Thursday, June 07, 2007

Watermelon man

Have you ever, on a hot summer day, gorged yourself on watermelon, letting the sticky, sugary juice dribble down your chin as you chomp down upon mouthful after mouthful of sweet, succulent fruit? Last summer, in a bid to overcome the powerful mid-July heat, I devoured an entire half-watermelon in one sitting. It felt similar to how pregnancy must feel, my belly reaching absurd levels of distension that I wouldn’t previously have thought possible. If I hadn’t been overcome by such a strong desire to lie down and take a nap, in fact, I would have sought out the nearest sumo ring to find out whether my new body habitus was associated with any talent. As it was, though, I had a hard enough time just stumbling over to my bed.
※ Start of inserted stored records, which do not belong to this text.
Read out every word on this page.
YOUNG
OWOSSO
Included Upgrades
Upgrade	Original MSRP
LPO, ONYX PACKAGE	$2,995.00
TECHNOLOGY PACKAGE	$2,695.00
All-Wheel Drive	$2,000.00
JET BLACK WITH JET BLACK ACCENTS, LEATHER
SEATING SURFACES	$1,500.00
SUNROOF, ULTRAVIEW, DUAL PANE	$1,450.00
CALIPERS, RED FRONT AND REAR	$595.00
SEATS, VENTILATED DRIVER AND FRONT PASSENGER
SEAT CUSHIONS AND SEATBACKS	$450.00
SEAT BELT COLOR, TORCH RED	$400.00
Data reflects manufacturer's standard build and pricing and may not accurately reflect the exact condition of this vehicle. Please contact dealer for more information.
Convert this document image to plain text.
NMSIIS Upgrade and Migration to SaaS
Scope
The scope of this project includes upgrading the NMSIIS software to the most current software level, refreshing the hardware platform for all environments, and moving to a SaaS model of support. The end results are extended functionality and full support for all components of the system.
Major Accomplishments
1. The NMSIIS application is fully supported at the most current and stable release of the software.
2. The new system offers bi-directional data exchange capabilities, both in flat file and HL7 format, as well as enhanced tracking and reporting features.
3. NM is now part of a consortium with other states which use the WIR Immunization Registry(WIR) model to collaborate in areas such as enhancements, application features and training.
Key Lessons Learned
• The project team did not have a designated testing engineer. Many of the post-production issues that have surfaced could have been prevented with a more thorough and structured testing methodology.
My hope was that after a few hours of sleep some of the fluid would redistribute out of my belly to somewhere with more room, and that I would be feeling quite a bit better. Redistribute it did. Every thirty minutes the threat of bladder rupture had me up to the bathroom, urgently opening up my spigot to let the water run out. The ultimate diuretic, it turned out, was not lasix or a thiazide, but a red and green melon named after its affect on urine. (Interns take note, if a patient’s urine output hangs frighteningly low, a little bit of the red stuff aptly slipped onto the right dinner tray may turn the I’s and O’s in your favor.)

Imagine, though, if I had not been a healthy young male, but an end-stage renal disease patient on dialysis who didn’t, who couldn’t urinate. All of the water that my kidneys so happily had drained off would now have had no place to go. It would have overflowed – into my belly, my lungs, my legs, anywhere that the path of least resistance might have taken it. A watermelon man, that’s what I would have been. Or is that what a dialysis patient always is? With no drain, water never stops to accumulate in the body; its level steadily rises. Present not just in the fluids we drink but also in the food that we eat, water is unavoidable. A man will drown who doesn’t get to dialysis on time.

Strange that a watermelon, of all things, could be a deadly food. Stranger yet to think that the miserable way I felt after ingesting half a watermelon is the same way that a dialysis patient must feel all the time, every two days before the water again is mercifully removed.